Une réévaluation du rôle de l’assurance‑vie
L’assurance‑vie, souvent présentée principalement comme un véhicule de préparation de la retraite, retrouve en 2026 une place significative parmi les placements de court et moyen terme. Les contrats proposant un investissement intégral en fonds en euros permettent de combiner sécurité du capital et une rentabilité désormais jugée attractive par rapport aux produits de trésorerie.
Plusieurs caractéristiques expliquent ce regain d’intérêt : la disponibilité des fonds, l’absence de plafond de dépôt, l’existence de contrats sans frais d’entrée et la fiscalité favorable sur les gains après la huitième année de détention.
Ce que l’épargnant peut attendre concrètement
- Disponibilité : l’argent placé en assurance‑vie reste accessible à tout moment, contrairement à une idée répandue qui limiterait la liquidité.
- Garanties : le fonds en euros sécurise le capital versé, les intérêts étant acquis définitivement.
- Fiscalité : les retraits réalisés après huit ans bénéficient le plus souvent d’un traitement fiscal avantageux sur les intérêts.
- Rendement : la rentabilité des meilleurs contrats dépasse le seuil de 3 %, plaçant ces supports au‑dessus de nombre de placements de trésorerie en 2026.
Arbitrages à connaître
Opter pour un placement 100 % en fonds en euros au sein d’un contrat d’assurance‑vie constitue un arbitrage simple : sécurité et liquidité plutôt que exposition aux marchés via les unités de compte.

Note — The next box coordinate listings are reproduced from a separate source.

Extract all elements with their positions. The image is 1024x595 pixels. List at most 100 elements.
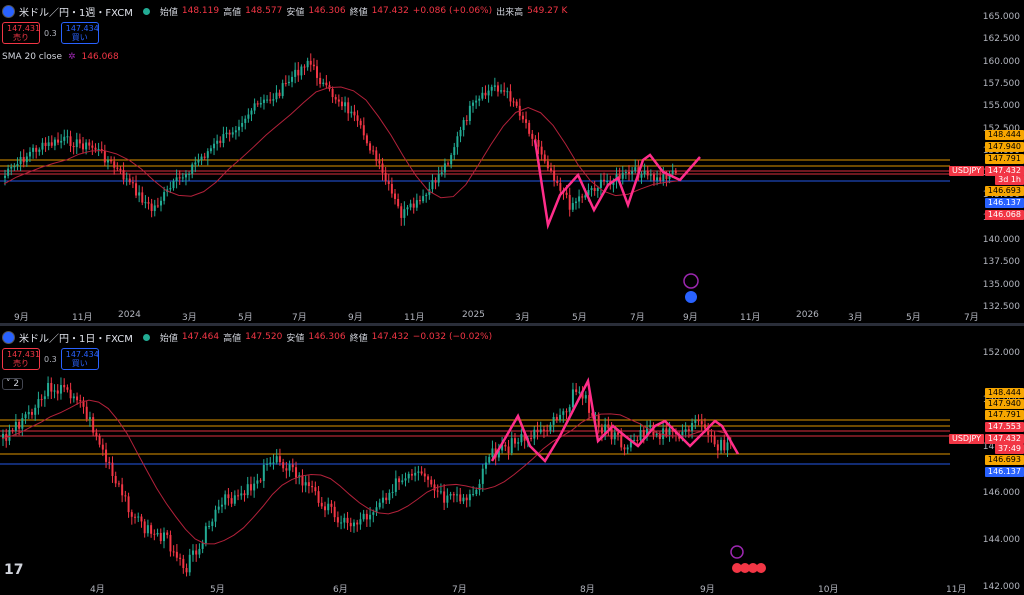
candle-body (459, 494, 462, 502)
candle-body (565, 411, 568, 413)
candle-body (169, 188, 172, 190)
time-tick-label: 9月 (700, 585, 715, 595)
candle-body (571, 389, 574, 408)
candle-body (309, 60, 312, 65)
open-value: 148.119 (181, 6, 220, 16)
tradingview-logo-icon[interactable]: 17 (4, 562, 24, 578)
time-tick-label: 6月 (333, 585, 348, 595)
buy-button[interactable]: 147.434 買い (60, 22, 99, 44)
candle-body (665, 428, 668, 435)
candle-body (291, 76, 294, 82)
candle-body (606, 181, 609, 183)
candle-body (372, 150, 375, 152)
price-tick-label: 142.000 (982, 582, 1020, 592)
price-tick-label: 135.000 (982, 279, 1020, 290)
time-tick-label: 5月 (238, 313, 253, 323)
candle-body (462, 497, 465, 502)
candle-body (146, 525, 149, 534)
candle-body (38, 149, 41, 152)
daily-chart-canvas[interactable] (0, 326, 1024, 592)
candle-body (266, 99, 269, 101)
pane-separator[interactable] (0, 323, 1024, 326)
candle-body (56, 390, 59, 394)
candle-body (406, 207, 409, 210)
candle-body (427, 476, 430, 480)
candle-body (578, 391, 581, 393)
candle-body (306, 60, 309, 68)
sma-indicator-legend[interactable]: SMA 20 close ✲ 146.068 (2, 52, 119, 62)
time-tick-label: 8月 (580, 585, 595, 595)
candle-body (291, 464, 294, 468)
candle-body (266, 463, 269, 465)
candle-body (588, 395, 591, 413)
price-tick-label: 160.000 (982, 56, 1020, 67)
candle-body (117, 483, 120, 485)
sell-button[interactable]: 147.431 売り (2, 22, 40, 44)
candle-body (24, 414, 27, 419)
candle-body (375, 150, 378, 161)
weekly-chart-pane[interactable]: 米ドル／円・1週・FXCM 始値 148.119 高値 148.577 安値 146.… (0, 0, 1024, 323)
candle-body (626, 447, 629, 450)
candle-body (568, 194, 571, 210)
sell-button[interactable]: 147.431 売り (2, 348, 40, 370)
low-value: 146.306 (308, 332, 346, 342)
candle-body (191, 550, 194, 555)
candle-body (509, 91, 512, 102)
candle-body (185, 568, 188, 573)
candle-body (94, 147, 97, 150)
candle-body (288, 464, 291, 471)
indicators-collapse-button[interactable]: ˅ 2 (2, 378, 24, 390)
candle-body (546, 161, 549, 169)
candle-body (404, 478, 407, 481)
candle-body (105, 449, 108, 462)
candle-body (110, 160, 113, 162)
candle-body (336, 517, 339, 523)
candle-body (316, 66, 318, 78)
candle-body (356, 115, 359, 121)
candle-body (713, 436, 716, 445)
indicator-settings-icon[interactable]: ✲ (68, 52, 76, 62)
candle-body (353, 111, 356, 116)
candle-body (726, 442, 729, 451)
weekly-chart-canvas[interactable] (0, 0, 1024, 323)
candle-body (365, 135, 368, 144)
candle-body (337, 99, 340, 102)
candle-body (18, 421, 21, 429)
candle-body (275, 92, 278, 100)
candle-body (378, 160, 381, 164)
candle-body (456, 136, 459, 148)
candle-body (22, 156, 25, 163)
candle-body (723, 439, 726, 451)
candle-body (552, 416, 555, 425)
symbol-title[interactable]: 米ドル／円・1日・FXCM (19, 333, 133, 345)
change-value: +0.086 (+0.06%) (412, 6, 493, 16)
candle-body (246, 484, 249, 496)
candle-body (217, 506, 220, 510)
symbol-title[interactable]: 米ドル／円・1週・FXCM (19, 7, 133, 19)
candle-body (430, 479, 433, 485)
daily-chart-pane[interactable]: 米ドル／円・1日・FXCM 始値 147.464 高値 147.520 安値 146.… (0, 326, 1024, 595)
candle-body (34, 407, 37, 415)
candle-body (484, 92, 487, 96)
candle-body (179, 557, 182, 559)
hand-drawn-line (533, 139, 701, 230)
candle-body (636, 439, 639, 441)
candle-body (250, 110, 253, 115)
candle-body (307, 482, 310, 487)
candle-body (113, 161, 116, 168)
sma-value: 146.068 (81, 52, 119, 62)
candle-body (182, 558, 185, 569)
candle-body (394, 478, 397, 492)
candle-body (98, 436, 101, 445)
event-icon (683, 273, 699, 289)
candle-body (528, 122, 531, 134)
candle-body (623, 447, 626, 450)
candle-body (459, 130, 462, 137)
time-tick-label: 9月 (348, 313, 363, 323)
sma-label: SMA 20 close (2, 52, 62, 62)
buy-button[interactable]: 147.434 買い (60, 348, 99, 370)
candle-body (188, 173, 191, 175)
candle-body (394, 193, 396, 199)
candle-body (209, 148, 212, 152)
candle-body (409, 203, 412, 208)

Pour des sommes destinées à couvrir une épargne de précaution pendant quelques mois, certains contrats sans frais d’entrée peuvent offrir une solution plus rémunératrice que les comptes à vue ou livrets réglementés, sous réserve de la tolérance au risque et des besoins de disponibilité.
| Critère | Fonds en euros (assurance‑vie) | Produits de trésorerie |
|---|---|---|
| Disponibilité | Disponible à tout moment | Disponible (variable selon produit) |
| Garantie du capital | Oui (fonds garanti) | Oui (selon produit) |
| Plafond de dépôts | Aucun | Souvent plafonné |
| Rendement indicatif | Supérieur à 3 % pour les meilleurs contrats | Généralement inférieur (en 2026) |
| Fiscalité après 8 ans | Avantageuse (exonération fréquente des intérêts) | Varie selon le produit |
Points de vigilance
Si la performance des meilleurs contrats a franchi le cap des 3 %, il est essentiel de comparer les offres : niveau des frais (hors frais d’entrée quand ils sont absents), options de gestion, et clauses de disponibilité. La cohérence entre l’objectif de l’épargnant (liquidité immédiate, horizon moyen ou placement retraite) et le contrat choisi reste déterminante.
En synthèse, l’assurance‑vie, par l’intermédiaire des fonds en euros, redevient en 2026 une option intéressante pour sécuriser une épargne disponible, avec un rendement qui dépasse parfois celui des produits de trésorerie et une fiscalité attractive au terme de huit ans de détention.